Graph power

Content sourced from Wikipedia, licensed under CC BY-SA 3.0.

The kth power of a graph G is a new graph with the same vertices, where two vertices are connected if their distance in G is at most k. The case k=2 is called the square of G, k=3 the cube, and so on. Powers keep the same vertex set, unlike multiplying graphs with themselves, which usually creates more vertices.

Key ideas and facts
- If G has diameter d, then its d-th power G^d is a complete graph (everyone is connected to everyone).
- If a graph family has bounded clique-width, then so do its d-th powers for any fixed d.
- Coloring the square G^2 can help assign frequencies in wireless networks to avoid interference, and it can help create drawings with good angular resolution.

Planar graphs and bounds
- For a planar graph with maximum degree Δ, both the chromatic number and the degeneracy of G^k are O(Δ ⌊k/2⌋). In particular, the square G^2 is colorable with a number of colors that grows roughly with Δ.
- For squares (k=2), there is a famous conjecture (Wegner) that χ(G^2) ≤ max(Δ+5, 3Δ/2+1). The best general bound known is χ(G^2) ≤ 5Δ/3 + O(1).
- In general, if a graph has degeneracy d and maximum degree Δ, then the degeneracy of G^2 is O(dΔ). So many sparse graphs have squares whose chromatic number is proportional to Δ.
- For nonplanar graphs, χ(G^2) can be as large as about Δ^2 in the worst case, but graphs with high girth satisfy χ(G^2) = O(Δ^2 / log Δ).
- Deciding the minimum number of colors needed to color G^2 is NP-hard, even for planar graphs.
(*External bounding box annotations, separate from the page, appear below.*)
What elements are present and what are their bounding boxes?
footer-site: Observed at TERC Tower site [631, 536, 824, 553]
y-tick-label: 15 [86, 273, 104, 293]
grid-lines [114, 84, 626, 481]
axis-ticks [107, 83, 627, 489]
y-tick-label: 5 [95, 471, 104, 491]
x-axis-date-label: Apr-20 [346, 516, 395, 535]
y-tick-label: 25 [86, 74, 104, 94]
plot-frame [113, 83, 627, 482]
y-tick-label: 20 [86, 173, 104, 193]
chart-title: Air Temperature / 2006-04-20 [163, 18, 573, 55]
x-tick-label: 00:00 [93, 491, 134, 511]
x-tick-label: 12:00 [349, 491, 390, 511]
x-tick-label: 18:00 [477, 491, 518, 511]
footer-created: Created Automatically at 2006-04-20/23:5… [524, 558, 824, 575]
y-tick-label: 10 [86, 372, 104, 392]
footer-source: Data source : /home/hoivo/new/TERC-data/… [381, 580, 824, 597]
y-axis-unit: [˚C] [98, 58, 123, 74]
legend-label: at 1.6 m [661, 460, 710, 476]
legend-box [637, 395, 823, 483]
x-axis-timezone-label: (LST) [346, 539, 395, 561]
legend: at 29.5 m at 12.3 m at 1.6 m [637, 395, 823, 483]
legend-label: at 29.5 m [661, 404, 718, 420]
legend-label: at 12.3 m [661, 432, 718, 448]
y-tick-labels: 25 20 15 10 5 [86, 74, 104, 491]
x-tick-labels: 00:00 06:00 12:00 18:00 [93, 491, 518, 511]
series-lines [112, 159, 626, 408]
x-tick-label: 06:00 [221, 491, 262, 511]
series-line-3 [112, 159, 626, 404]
Hamiltonicity and related results
- The cube G^3 of every connected graph always contains a Hamiltonian cycle.
- The square G^2 of a connected graph need not be Hamiltonian.
- Fleischner’s theorem says the square of any 2-vertex-connected graph is Hamiltonian.

Computing kth powers
- A simple method: run BFS from each vertex to compute distances to all others; this gives G^k in time O(mn). There are faster approaches with advanced algorithms.
- If you use the adjacency matrix A and modify it to have nonzero diagonal entries, then the nonzero entries of A^k reveal the edges of G^k. This links computing powers to fast matrix multiplication.
- Powers of trees can be recognized in linear time.
- In general, deciding if a graph is the square (or a kth power) of another graph is NP-complete.

Directed graphs (digraphs)
- For a digraph, the square connects pairs of vertices that have a directed path of length two in the same direction. If two vertices both point to the same vertex, that does not create a connection between them.

Other concepts and related ideas
- The second neighborhood problem asks about growth when squaring a digraph.
- The half-square of a bipartite graph G is the subgraph of G^2 induced by one side of the bipartition.
- Map graphs are half-squares of planar graphs; halved cube graphs are half-squares of hypercubes.
- Leaf powers are subgraphs induced by the leaves of a tree from the tree’s powers; a k-leaf power uses exponent k.

In short, graph powers expand connections based on distance, with many implications for coloring, connectivity, and algorithms. They have a rich set of theoretical results and practical applications across various graph families and problem types.